Le phénomène, mis en lumière par des drames à répétition à l’école, est la conséquence d’un laisser faire auquel il faut mettre fin. En s’attaquant autant aux causes du problème qu’à ses conséquences.

Procès devant la cour d'assises des Pyrénées-Atlantiques de Thomas Rodriguez, jugé pour le meurtre de Rebecca Doerr, une quinquagénaire. Agé de 24 ans, resté silencieux pendant l'audience, est accusé d'avoir violemment agressé la victime le 16 juillet 2021, lui jetant une pierre et lui donnant un coup de pied à la tête. (Photo Quentin Top / Hans Lucas via AFP)
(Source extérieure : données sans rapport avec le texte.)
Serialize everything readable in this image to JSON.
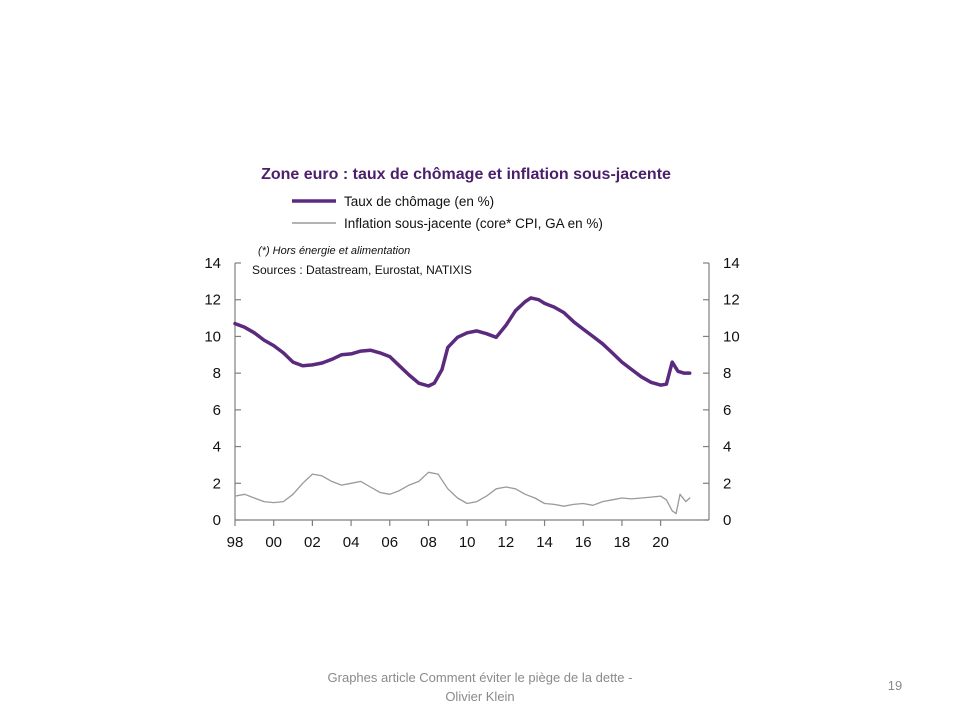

Les chiffres sont là, glaçants : le nombre d’adolescents poursuivis pour assassinat, meurtre, coups mortels ou violence aggravée a presque doublé entre 2017 et 2023, passant de 1207 à 2095. Le nombre de mineurs condamnés pour homicide (42) a atteint son record en 2022. Alors que le chiffre global de la délinquance des mineurs est en baisse de 16% sur la même période, on assiste à un durcissement des comportements déviants les plus agressifs. Le cas de l’élève de 14 ans mis en examen pour meurtre à Nogent, énième manifestation d’un dérèglement manifeste, conduit à une prise de conscience tardive de responsables négligents.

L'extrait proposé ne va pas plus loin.